Financial Accounting important 5 Marks Theory Question and Answer

 5 Marks

 

1. Causes of Depreciation:

Wear and Tear: Continuous use or aging of assets causes physical deterioration. Machinery, vehicles, and equipment often experience wear and tear through regular use, reducing their value over time.

Obsolescence: Assets can become outdated due to technological advancements, changes in market demand, or new production methods. For instance, a computer might depreciate rapidly due to technological advancements making newer models more efficient.

Passage of Time: Some assets naturally degrade simply due to time passing. Natural assets like buildings or infrastructures can face depreciation over time.
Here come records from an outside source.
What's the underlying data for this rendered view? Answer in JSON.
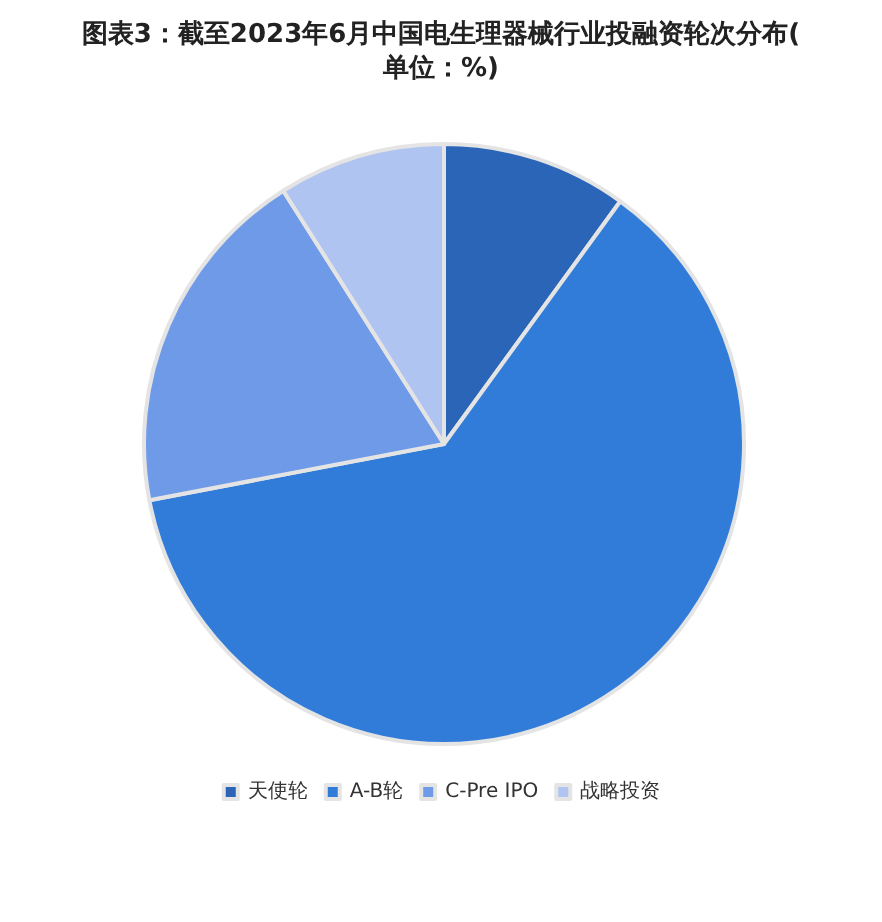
{
  "chart_data": {
    "type": "pie",
    "title": "图表3：截至2023年6月中国电生理器械行业投融资轮次分布(单位：%)",
    "categories": [
      "天使轮",
      "A-B轮",
      "C-Pre IPO",
      "战略投资"
    ],
    "values": [
      10,
      62,
      19,
      9
    ],
    "colors": [
      "#2a65b8",
      "#317cd9",
      "#6f9ae8",
      "#b0c4f2"
    ],
    "legend": "bottom"
  }
}
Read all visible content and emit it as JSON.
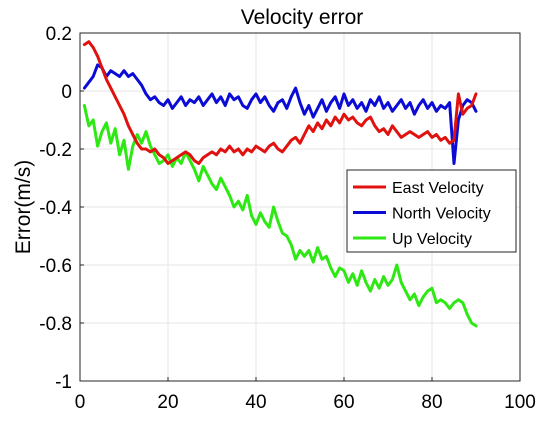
{
  "chart_data": {
    "type": "line",
    "title": "Velocity error",
    "xlabel": "",
    "ylabel": "Error(m/s)",
    "xlim": [
      0,
      100
    ],
    "ylim": [
      -1,
      0.2
    ],
    "xticks": [
      0,
      20,
      40,
      60,
      80,
      100
    ],
    "xtick_labels": [
      "0",
      "20",
      "40",
      "60",
      "80",
      "100"
    ],
    "yticks": [
      0.2,
      0,
      -0.2,
      -0.4,
      -0.6,
      -0.8,
      -1
    ],
    "ytick_labels": [
      "0.2",
      "0",
      "-0.2",
      "-0.4",
      "-0.6",
      "-0.8",
      "-1"
    ],
    "grid": true,
    "legend_position": "right",
    "series": [
      {
        "name": "East Velocity",
        "color": "#e0120f",
        "x": [
          1,
          2,
          3,
          4,
          5,
          6,
          7,
          8,
          9,
          10,
          11,
          12,
          13,
          14,
          15,
          16,
          17,
          18,
          19,
          20,
          21,
          22,
          23,
          24,
          25,
          26,
          27,
          28,
          29,
          30,
          31,
          32,
          33,
          34,
          35,
          36,
          37,
          38,
          39,
          40,
          41,
          42,
          43,
          44,
          45,
          46,
          47,
          48,
          49,
          50,
          51,
          52,
          53,
          54,
          55,
          56,
          57,
          58,
          59,
          60,
          61,
          62,
          63,
          64,
          65,
          66,
          67,
          68,
          69,
          70,
          71,
          72,
          73,
          74,
          75,
          76,
          77,
          78,
          79,
          80,
          81,
          82,
          83,
          84,
          85,
          86,
          87,
          88,
          89,
          90
        ],
        "values": [
          0.16,
          0.17,
          0.15,
          0.12,
          0.08,
          0.04,
          0.01,
          -0.02,
          -0.05,
          -0.08,
          -0.12,
          -0.15,
          -0.18,
          -0.2,
          -0.2,
          -0.21,
          -0.2,
          -0.22,
          -0.23,
          -0.25,
          -0.24,
          -0.23,
          -0.22,
          -0.21,
          -0.22,
          -0.24,
          -0.25,
          -0.23,
          -0.22,
          -0.21,
          -0.22,
          -0.2,
          -0.21,
          -0.19,
          -0.21,
          -0.2,
          -0.22,
          -0.2,
          -0.21,
          -0.19,
          -0.2,
          -0.21,
          -0.19,
          -0.18,
          -0.2,
          -0.21,
          -0.19,
          -0.17,
          -0.16,
          -0.18,
          -0.15,
          -0.12,
          -0.14,
          -0.11,
          -0.13,
          -0.1,
          -0.12,
          -0.09,
          -0.11,
          -0.08,
          -0.1,
          -0.09,
          -0.11,
          -0.12,
          -0.1,
          -0.09,
          -0.12,
          -0.14,
          -0.13,
          -0.15,
          -0.12,
          -0.14,
          -0.16,
          -0.15,
          -0.14,
          -0.15,
          -0.16,
          -0.15,
          -0.14,
          -0.16,
          -0.15,
          -0.17,
          -0.16,
          -0.18,
          -0.17,
          -0.01,
          -0.08,
          -0.06,
          -0.05,
          -0.01
        ]
      },
      {
        "name": "North Velocity",
        "color": "#0b0bd6",
        "x": [
          1,
          2,
          3,
          4,
          5,
          6,
          7,
          8,
          9,
          10,
          11,
          12,
          13,
          14,
          15,
          16,
          17,
          18,
          19,
          20,
          21,
          22,
          23,
          24,
          25,
          26,
          27,
          28,
          29,
          30,
          31,
          32,
          33,
          34,
          35,
          36,
          37,
          38,
          39,
          40,
          41,
          42,
          43,
          44,
          45,
          46,
          47,
          48,
          49,
          50,
          51,
          52,
          53,
          54,
          55,
          56,
          57,
          58,
          59,
          60,
          61,
          62,
          63,
          64,
          65,
          66,
          67,
          68,
          69,
          70,
          71,
          72,
          73,
          74,
          75,
          76,
          77,
          78,
          79,
          80,
          81,
          82,
          83,
          84,
          85,
          86,
          87,
          88,
          89,
          90
        ],
        "values": [
          0.01,
          0.03,
          0.05,
          0.09,
          0.08,
          0.05,
          0.07,
          0.06,
          0.05,
          0.07,
          0.05,
          0.06,
          0.04,
          0.02,
          -0.01,
          -0.03,
          -0.02,
          -0.04,
          -0.05,
          -0.03,
          -0.06,
          -0.04,
          -0.02,
          -0.05,
          -0.03,
          -0.04,
          -0.02,
          -0.05,
          -0.03,
          -0.01,
          -0.04,
          -0.02,
          -0.05,
          -0.01,
          -0.03,
          -0.02,
          -0.05,
          -0.06,
          -0.03,
          -0.01,
          -0.04,
          -0.02,
          -0.05,
          -0.07,
          -0.04,
          -0.03,
          -0.06,
          -0.02,
          0.01,
          -0.04,
          -0.08,
          -0.05,
          -0.09,
          -0.06,
          -0.03,
          -0.07,
          -0.04,
          -0.02,
          -0.06,
          -0.01,
          -0.05,
          -0.03,
          -0.06,
          -0.04,
          -0.07,
          -0.03,
          -0.05,
          -0.02,
          -0.06,
          -0.04,
          -0.07,
          -0.05,
          -0.03,
          -0.06,
          -0.04,
          -0.08,
          -0.05,
          -0.03,
          -0.06,
          -0.04,
          -0.07,
          -0.05,
          -0.06,
          -0.04,
          -0.25,
          -0.1,
          -0.05,
          -0.03,
          -0.04,
          -0.07
        ]
      },
      {
        "name": "Up Velocity",
        "color": "#2ee814",
        "x": [
          1,
          2,
          3,
          4,
          5,
          6,
          7,
          8,
          9,
          10,
          11,
          12,
          13,
          14,
          15,
          16,
          17,
          18,
          19,
          20,
          21,
          22,
          23,
          24,
          25,
          26,
          27,
          28,
          29,
          30,
          31,
          32,
          33,
          34,
          35,
          36,
          37,
          38,
          39,
          40,
          41,
          42,
          43,
          44,
          45,
          46,
          47,
          48,
          49,
          50,
          51,
          52,
          53,
          54,
          55,
          56,
          57,
          58,
          59,
          60,
          61,
          62,
          63,
          64,
          65,
          66,
          67,
          68,
          69,
          70,
          71,
          72,
          73,
          74,
          75,
          76,
          77,
          78,
          79,
          80,
          81,
          82,
          83,
          84,
          85,
          86,
          87,
          88,
          89,
          90
        ],
        "values": [
          -0.05,
          -0.12,
          -0.1,
          -0.19,
          -0.14,
          -0.11,
          -0.18,
          -0.13,
          -0.22,
          -0.17,
          -0.27,
          -0.19,
          -0.15,
          -0.18,
          -0.14,
          -0.19,
          -0.22,
          -0.25,
          -0.24,
          -0.22,
          -0.26,
          -0.23,
          -0.25,
          -0.21,
          -0.24,
          -0.27,
          -0.31,
          -0.26,
          -0.29,
          -0.32,
          -0.34,
          -0.3,
          -0.33,
          -0.36,
          -0.4,
          -0.38,
          -0.41,
          -0.36,
          -0.43,
          -0.46,
          -0.42,
          -0.45,
          -0.47,
          -0.4,
          -0.45,
          -0.49,
          -0.5,
          -0.53,
          -0.58,
          -0.55,
          -0.57,
          -0.55,
          -0.59,
          -0.54,
          -0.58,
          -0.57,
          -0.61,
          -0.64,
          -0.61,
          -0.62,
          -0.66,
          -0.63,
          -0.67,
          -0.62,
          -0.66,
          -0.69,
          -0.65,
          -0.68,
          -0.64,
          -0.67,
          -0.65,
          -0.6,
          -0.66,
          -0.69,
          -0.72,
          -0.7,
          -0.74,
          -0.71,
          -0.69,
          -0.68,
          -0.73,
          -0.72,
          -0.73,
          -0.75,
          -0.73,
          -0.72,
          -0.73,
          -0.77,
          -0.8,
          -0.81
        ]
      }
    ]
  }
}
Inadequacy: Assets might depreciate due to inadequacy, meaning they are no longer sufficient for the purpose they were intended for. This can occur if changes in technology or business requirements make the asset less effective or functional.

 

2. Different Types of Errors:

    Errors of Omission: Occur when a transaction is completely or partially omitted from the accounting records. This can lead to an imbalance in the ledger.

    Errors of Commission: Arise from incorrect data entry or recording of transactions. For example, posting a wrong amount to an account or recording a transaction in the wrong account.

    Errors of Principle: Involve recording transactions against accounting principles, such as treating a capital expense as revenue.

    Compensating Errors: Mistakes that offset each other, leading to a balanced statement despite errors in entries.

    Errors of Original Entry: Errors made when recording transactions in the original books, like journals or subsidiary books. These can affect subsequent entries and calculations.

 

3. Preparing Statement of Fire Claims:

    Assessment of Loss: Evaluate and document the extent of damage or loss caused by the fire incident.

    Understanding Insurance Policy: Review the terms and conditions of the fire insurance policy to understand the coverage available for the damage incurred.

    Documenting Loss: Gather evidence and document the loss with photographs, reports, and other relevant proof of damage.

    Contacting Insurer: Inform the insurance company about the fire incident, and follow their procedures for making a claim.

    Completing Claim Form: Fill out the claim form accurately, providing all necessary details about the incident and the losses suffered.

    Submission and Followup: Submit the completed claim form along with supporting documents to the insurer and follow up to ensure timely processing and settlement of the claim.

 

4. Objectives of Accounting:

    Recording Transactions: Systematically record all financial transactions to maintain a complete and accurate financial record.

    Financial Analysis: Analyze financial data to assess the company's performance, identify strengths and weaknesses, and make informed business decisions.

    Financial Reporting: Prepare financial statements like the balance sheet, income statement, and cash flow statement to communicate the company's financial health to stakeholders.

    Compliance: Ensure compliance with accounting standards, regulations, and legal requirements.

    Assisting Decision Making: Provide relevant and timely financial information to aid management in making strategic decisions and planning for the future.

 

5. Various Types of Fire Insurance Policies:

    Specific Policy: Covers a specific property against fire damage for a defined amount as stated in the policy.

    Valued Policy: Specifies the value of the insured property, irrespective of its actual worth at the time of loss. The insured amount is predetermined and mentioned in the policy.

    Floating Policy: Provides coverage for movable properties at various locations under a single policy. It's beneficial for businesses with assets in different places.

    Comprehensive Policy: Offers broader coverage, including fire damage along with other perils like theft, floods, vandalism, etc. It provides comprehensive protection against various risks.

    Replacement Policy: Pays for the cost of replacing the damaged property with a new one, irrespective of its original value. It covers the cost of new replacements.